I have taken in a parts the one by accident. Is it possible to repair it? Will it work fine?


----------



## Mr Happy (Feb 21, 2010)

Zalupok said:


> I have taken in a parts the one by accident. Is it possible to repair it? Will it work fine?


Too funny...



Oh, and welcome to CPF! :welcome:


----------



## Mik (Feb 21, 2010)

Zalupok said:


> I have taken in a parts the one by accident. Is it possible to repair it? Will it work fine?


 
Oh yeah, that'll buff right out! :wave: NICE!


----------



## DM51 (Feb 21, 2010)

Welcome to CPF, Zalupok 

LOL @ your pics, but they are much too large. Please re-size them to comply with Rule 3. The max permitted size is 800 x 800 pixels (yours there are 1280 x 960)

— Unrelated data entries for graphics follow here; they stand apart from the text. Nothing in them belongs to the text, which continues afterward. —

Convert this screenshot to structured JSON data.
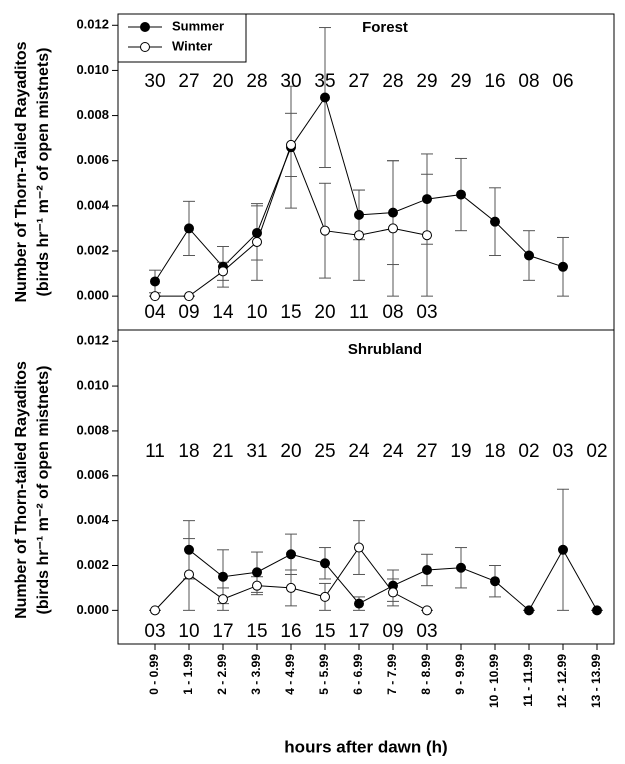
{
  "chart_data": [
    {
      "type": "line",
      "title": "Forest",
      "ylabel": [
        "Number of Thorn-Tailed Rayaditos",
        "(birds hr⁻¹ m⁻² of open mistnets)"
      ],
      "ylim": [
        -0.0015,
        0.0125
      ],
      "yticks": [
        {
          "value": 0,
          "label": "0.000"
        },
        {
          "value": 0.002,
          "label": "0.002"
        },
        {
          "value": 0.004,
          "label": "0.004"
        },
        {
          "value": 0.006,
          "label": "0.006"
        },
        {
          "value": 0.008,
          "label": "0.008"
        },
        {
          "value": 0.01,
          "label": "0.010"
        },
        {
          "value": 0.012,
          "label": "0.012"
        }
      ],
      "legend": "upper left",
      "series": [
        {
          "name": "Summer",
          "color": "#000000",
          "marker": "filled",
          "values": [
            0.00065,
            0.003,
            0.0013,
            0.0028,
            0.0066,
            0.0088,
            0.0036,
            0.0037,
            0.0043,
            0.0045,
            0.0033,
            0.0018,
            0.0013,
            null
          ],
          "errors": [
            0.0005,
            0.0012,
            0.0009,
            0.0012,
            0.0027,
            0.0031,
            0.0011,
            0.0023,
            0.002,
            0.0016,
            0.0015,
            0.0011,
            0.0013,
            null
          ],
          "sample_sizes": [
            "30",
            "27",
            "20",
            "28",
            "30",
            "35",
            "27",
            "28",
            "29",
            "29",
            "16",
            "08",
            "06"
          ]
        },
        {
          "name": "Winter",
          "color": "#000000",
          "marker": "open",
          "values": [
            0,
            0,
            0.0011,
            0.0024,
            0.0067,
            0.0029,
            0.0027,
            0.003,
            0.0027,
            null,
            null,
            null,
            null,
            null
          ],
          "errors": [
            0,
            0,
            0.0004,
            0.0017,
            0.0014,
            0.0021,
            0.002,
            0.003,
            0.0027,
            null,
            null,
            null,
            null,
            null
          ],
          "sample_sizes": [
            "04",
            "09",
            "14",
            "10",
            "15",
            "20",
            "11",
            "08",
            "03"
          ]
        }
      ]
    },
    {
      "type": "line",
      "title": "Shrubland",
      "ylabel": [
        "Number of Thorn-tailed Rayaditos",
        "(birds hr⁻¹ m⁻² of open mistnets)"
      ],
      "xlabel": "hours after dawn (h)",
      "categories": [
        "0 - 0.99",
        "1 - 1.99",
        "2 - 2.99",
        "3 - 3.99",
        "4 - 4.99",
        "5 - 5.99",
        "6 - 6.99",
        "7 - 7.99",
        "8 - 8.99",
        "9 - 9.99",
        "10 - 10.99",
        "11 - 11.99",
        "12 - 12.99",
        "13 - 13.99"
      ],
      "ylim": [
        -0.0015,
        0.0125
      ],
      "yticks": [
        {
          "value": 0,
          "label": "0.000"
        },
        {
          "value": 0.002,
          "label": "0.002"
        },
        {
          "value": 0.004,
          "label": "0.004"
        },
        {
          "value": 0.006,
          "label": "0.006"
        },
        {
          "value": 0.008,
          "label": "0.008"
        },
        {
          "value": 0.01,
          "label": "0.010"
        },
        {
          "value": 0.012,
          "label": "0.012"
        }
      ],
      "series": [
        {
          "color": "#000000",
          "marker": "filled",
          "values": [
            null,
            0.0027,
            0.0015,
            0.0017,
            0.0025,
            0.0021,
            0.0003,
            0.0011,
            0.0018,
            0.0019,
            0.0013,
            0,
            0.0027,
            0
          ],
          "errors": [
            null,
            0.0013,
            0.0012,
            0.0009,
            0.0009,
            0.0007,
            0.0003,
            0.0007,
            0.0007,
            0.0009,
            0.0007,
            0,
            0.0027,
            0
          ],
          "sample_sizes": [
            "11",
            "18",
            "21",
            "31",
            "20",
            "25",
            "24",
            "24",
            "27",
            "19",
            "18",
            "02",
            "03",
            "02"
          ]
        },
        {
          "color": "#000000",
          "marker": "open",
          "values": [
            0,
            0.0016,
            0.0005,
            0.0011,
            0.001,
            0.0006,
            0.0028,
            0.0008,
            0,
            null,
            null,
            null,
            null,
            null
          ],
          "errors": [
            0,
            0.0016,
            0.0005,
            0.0004,
            0.0008,
            0.0006,
            0.0012,
            0.0006,
            0,
            null,
            null,
            null,
            null,
            null
          ],
          "sample_sizes": [
            "03",
            "10",
            "17",
            "15",
            "16",
            "15",
            "17",
            "09",
            "03"
          ]
        }
      ]
    }
  ]
}
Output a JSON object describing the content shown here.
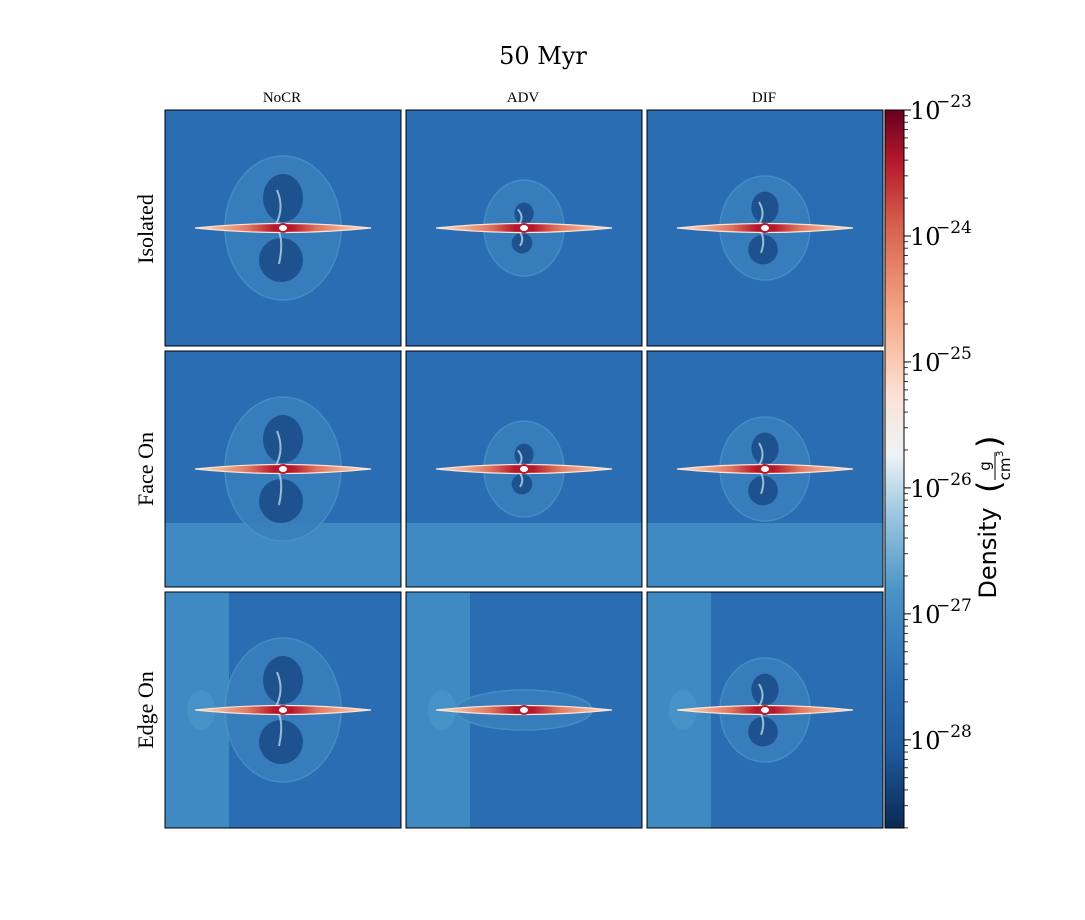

Mik, there's no need to include the whole post with all the pics in the quote. Please edit it out.


----------



## Bronx68 (Sep 15, 2010)

We are presently designing a led UV curing station. The circuit in the unit requires a voltage above 8 volts and less that 24 volts. It draws 350 ma (.35 amps) with a 9 volt input. We need to add battery operation to these units. The batteries need to be rechargeable and will also need a battery charger. What do you recommend for batteries and a charger? The batteries can be removed from the unit to go in the charger.

We are looking for medium to low cost battery solution. The unit is turned on for 30 seconds at a time. Something over 30 to 40 exposures (on seconds each exposure) should be adequate between recharges


----------



## LuxLuthor (Sep 22, 2010)

Bronx68 said:


> We are presently designing a led UV curing station. The circuit in the unit requires a voltage above 8 volts and less that 24 volts. It draws 350 ma (.35 amps) with a 9 volt input. We need to add battery operation to these units. The batteries need to be rechargeable and will also need a battery charger. What do you recommend for batteries and a charger? The batteries can be removed from the unit to go in the charger.
> 
> We are looking for medium to low cost battery solution. The unit is turned on for 30 seconds at a time. Something over 30 to 40 exposures (on seconds each exposure) should be adequate between recharges



I think you may have wanted to start a separate thread, since your post has nothing to do with this topic. Also, regular font size would be easier to read.


----------